Et si une, ou des bêtes sauvages vivaient dans ces bois ? Ou je ne sais quelle monstre... Je devais vraiment être devenue folle pour m'aventurer la nuit dans un lieu inconnu. Je devais vite retrouver Icare. Ni lui, ni moi, n'étions en sécurité ici.
Plusieurs secondes plus tard, un cri strident retenti, suivi d'un craquement sourd. C'était le bruit d'un affrontement, d'un carnage. Je pouvais nettement entendre les gémissements d'agonie d'une bête qui étaient recouverts par les grognements, beaucoup plus rauques, de quelque chose d'autre.
Je tournais la tête en direction de ce boucan et m'accroupis derrière une haie. Je voulais observer la scène, malgré ma peur grandissante. Je reconnus tout d'abord quatre petits sabots redressés en l'air. C'était un animal ressemblant beaucoup à une biche. Du moins de ce que je pouvais en voir. Elle semblait se débattre, mais une autre silhouette la retenait fermement au sol. Une silhouette que j'imaginais beaucoup plus grosse que ça. Mais quel genre d'animal cela pouvait être ? Je plissai les yeux par instinct, voulant identifier le deuxième animal. C'était peine perdue, il faisait beaucoup trop sombre et je n'avais pas pris ma fichue paire de lunettes. J'avais beaucoup de mal à l'apercevoir, je n'entendait que ses grognements, les grognements d'une bête affamée dévorant voracement un animal sans défense. La cime des arbres, qui bougeait beaucoup en raison du vent qui soufflait dans les alentours, laissa filtrer les rayons lunaires, éclairant davantage la scène qui s'offrait à moi.
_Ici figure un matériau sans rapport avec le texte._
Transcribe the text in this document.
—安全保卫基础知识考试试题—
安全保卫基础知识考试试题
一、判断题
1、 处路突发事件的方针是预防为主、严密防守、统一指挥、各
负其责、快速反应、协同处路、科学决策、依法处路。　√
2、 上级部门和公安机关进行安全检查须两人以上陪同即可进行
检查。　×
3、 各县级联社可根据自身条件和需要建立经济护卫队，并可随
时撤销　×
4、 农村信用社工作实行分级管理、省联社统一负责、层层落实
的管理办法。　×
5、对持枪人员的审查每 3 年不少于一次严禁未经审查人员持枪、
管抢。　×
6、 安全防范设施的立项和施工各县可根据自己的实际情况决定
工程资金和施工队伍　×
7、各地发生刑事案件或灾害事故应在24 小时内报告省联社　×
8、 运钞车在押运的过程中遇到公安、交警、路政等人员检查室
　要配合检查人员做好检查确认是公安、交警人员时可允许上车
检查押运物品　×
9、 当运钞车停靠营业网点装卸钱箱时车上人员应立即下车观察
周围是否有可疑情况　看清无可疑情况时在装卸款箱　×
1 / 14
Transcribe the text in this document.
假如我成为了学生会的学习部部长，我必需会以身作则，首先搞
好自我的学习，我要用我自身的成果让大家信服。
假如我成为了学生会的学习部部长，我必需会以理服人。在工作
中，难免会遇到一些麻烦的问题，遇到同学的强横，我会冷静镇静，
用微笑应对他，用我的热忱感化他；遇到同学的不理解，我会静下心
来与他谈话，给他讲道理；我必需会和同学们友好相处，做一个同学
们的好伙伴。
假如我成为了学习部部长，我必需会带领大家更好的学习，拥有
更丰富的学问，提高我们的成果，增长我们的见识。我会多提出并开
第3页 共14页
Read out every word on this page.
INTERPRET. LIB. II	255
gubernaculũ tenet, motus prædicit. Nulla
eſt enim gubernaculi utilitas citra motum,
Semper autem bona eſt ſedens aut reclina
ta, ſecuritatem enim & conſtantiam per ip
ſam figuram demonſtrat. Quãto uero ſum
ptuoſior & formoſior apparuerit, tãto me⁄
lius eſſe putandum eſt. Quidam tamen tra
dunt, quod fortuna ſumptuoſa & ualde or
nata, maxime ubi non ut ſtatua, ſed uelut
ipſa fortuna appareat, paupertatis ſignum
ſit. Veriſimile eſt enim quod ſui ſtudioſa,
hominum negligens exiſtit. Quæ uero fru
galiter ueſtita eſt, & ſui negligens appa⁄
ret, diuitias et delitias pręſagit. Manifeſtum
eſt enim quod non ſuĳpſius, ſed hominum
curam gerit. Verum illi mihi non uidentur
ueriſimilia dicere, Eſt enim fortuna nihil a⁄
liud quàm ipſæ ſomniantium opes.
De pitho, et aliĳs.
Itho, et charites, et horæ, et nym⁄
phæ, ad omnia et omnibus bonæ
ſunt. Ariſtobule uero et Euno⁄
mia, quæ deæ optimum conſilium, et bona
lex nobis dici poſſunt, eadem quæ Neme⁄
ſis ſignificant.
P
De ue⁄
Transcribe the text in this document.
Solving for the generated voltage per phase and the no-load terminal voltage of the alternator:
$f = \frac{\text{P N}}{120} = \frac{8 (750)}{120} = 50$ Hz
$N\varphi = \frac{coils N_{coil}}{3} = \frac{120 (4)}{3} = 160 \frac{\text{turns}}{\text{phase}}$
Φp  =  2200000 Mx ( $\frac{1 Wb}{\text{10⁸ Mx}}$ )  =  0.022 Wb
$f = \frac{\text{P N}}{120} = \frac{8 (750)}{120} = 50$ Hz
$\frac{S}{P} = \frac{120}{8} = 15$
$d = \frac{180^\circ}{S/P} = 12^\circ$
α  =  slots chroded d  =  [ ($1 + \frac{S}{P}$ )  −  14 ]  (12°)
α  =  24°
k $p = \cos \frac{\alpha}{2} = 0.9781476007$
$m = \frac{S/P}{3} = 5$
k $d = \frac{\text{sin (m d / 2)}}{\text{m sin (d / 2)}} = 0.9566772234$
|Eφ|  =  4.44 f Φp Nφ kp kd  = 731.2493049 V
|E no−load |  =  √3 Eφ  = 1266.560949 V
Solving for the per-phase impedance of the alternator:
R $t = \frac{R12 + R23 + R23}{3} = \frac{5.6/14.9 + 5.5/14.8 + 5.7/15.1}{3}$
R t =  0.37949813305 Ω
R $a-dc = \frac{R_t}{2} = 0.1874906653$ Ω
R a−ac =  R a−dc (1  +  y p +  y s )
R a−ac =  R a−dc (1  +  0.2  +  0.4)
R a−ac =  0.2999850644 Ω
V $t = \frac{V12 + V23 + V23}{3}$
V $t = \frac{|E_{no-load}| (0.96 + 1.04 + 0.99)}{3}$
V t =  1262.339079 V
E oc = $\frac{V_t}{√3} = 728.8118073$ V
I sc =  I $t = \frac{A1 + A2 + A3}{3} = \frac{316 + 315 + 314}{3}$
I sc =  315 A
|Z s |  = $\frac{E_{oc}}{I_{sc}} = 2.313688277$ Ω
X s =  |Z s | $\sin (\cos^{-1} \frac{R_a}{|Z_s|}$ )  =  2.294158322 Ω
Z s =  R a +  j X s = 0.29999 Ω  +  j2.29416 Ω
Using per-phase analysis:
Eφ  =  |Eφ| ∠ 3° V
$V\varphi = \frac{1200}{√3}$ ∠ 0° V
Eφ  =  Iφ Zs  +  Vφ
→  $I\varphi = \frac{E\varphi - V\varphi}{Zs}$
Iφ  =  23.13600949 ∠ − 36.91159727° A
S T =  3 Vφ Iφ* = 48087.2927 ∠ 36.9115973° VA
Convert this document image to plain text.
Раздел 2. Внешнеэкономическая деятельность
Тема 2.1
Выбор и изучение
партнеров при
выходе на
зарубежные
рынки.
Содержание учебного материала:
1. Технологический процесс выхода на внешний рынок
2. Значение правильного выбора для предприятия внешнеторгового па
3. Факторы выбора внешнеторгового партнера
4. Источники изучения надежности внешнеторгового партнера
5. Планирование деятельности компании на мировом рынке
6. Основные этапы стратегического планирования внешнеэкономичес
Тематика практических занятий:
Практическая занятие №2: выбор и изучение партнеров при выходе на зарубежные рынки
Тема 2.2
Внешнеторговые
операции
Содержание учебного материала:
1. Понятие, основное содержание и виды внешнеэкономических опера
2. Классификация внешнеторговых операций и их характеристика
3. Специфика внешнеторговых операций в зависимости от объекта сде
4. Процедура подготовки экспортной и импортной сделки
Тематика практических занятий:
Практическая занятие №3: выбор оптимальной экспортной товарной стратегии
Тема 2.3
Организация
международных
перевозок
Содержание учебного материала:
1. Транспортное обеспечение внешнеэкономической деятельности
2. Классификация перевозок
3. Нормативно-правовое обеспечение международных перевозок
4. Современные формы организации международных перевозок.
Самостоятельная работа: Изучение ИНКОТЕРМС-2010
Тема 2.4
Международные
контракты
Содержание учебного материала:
Et là, ce fut l'horreur. L'animal qui était penché sur la gorge de la biche n'en était pas un. NON !
C'était Icare. J'avais parfaitement reconnu son tee-shirt blanc crème dans lequel je l'avais vu quitter le camp. C'était LUI. J'en étais sûre. Un désagréable sentiment de peur me prit de court. Je me tournai dans la direction d'où j'étais venue. Je courus, courus pour rentrer au campement et faire comme si je n'avais jamais rien vue de ma vie ! Comment un être humain normalement constitué, serait capable d'attraper et de tuer à mains nues une biche dans une pénombre comme celle-là ? C'était impossible. Il n'était pas humain. Je refusais de le comprendre, depuis le début... Son comportement froid et distant... Tout s'éclaircit en une fraction de seconde dans mon esprit.
Le son de ses horribles grognements me revinrent en mémoire. Ça devait être un cauchemar, oui, c'était ça, un cauchemar, duquel il fallait vite que je me réveille. Prise de panique j'accélérai le pas. Je courais maintenant à en perdre haleine. Je devais mettre le plus de distance possible entre moi et cette chose. Je n'avais même pas fait dix pas, qu'une rafale de vent me fit perdre l'équilibre au moment même où je voulus enjamber une grande pierre au sol. Le choc fut direct. Par chance, mon avant-bras venait de couvrir l'impact. Mais une vive douleur me lançait maintenant dans le bras, ainsi que dans la cheville. Je le portai à vue en me relevant et constatai une grande entaille, recouvrant la quasi-totalité de mon avant-bras. Du sang s'écoula alors hors de la plaie. C'était une coupure profonde, je le sentais bien, tout mon bras était endolori. Quant à ma cheville, impossible de la poser sur le sol sans ressentir une douleur insupportable. Comment pouvais-je me fouler la cheville dans un moment comme celui-ci ?! Je devais être damnée.
Je me retournais afin de voir si Icare était toujours occupé sur la biche. HORREUR. Il n'était plus là. Je ne pouvais que distinguer le cadavre inerte de cet animal innocent, baignant dans une mare de sang. Son propre sang.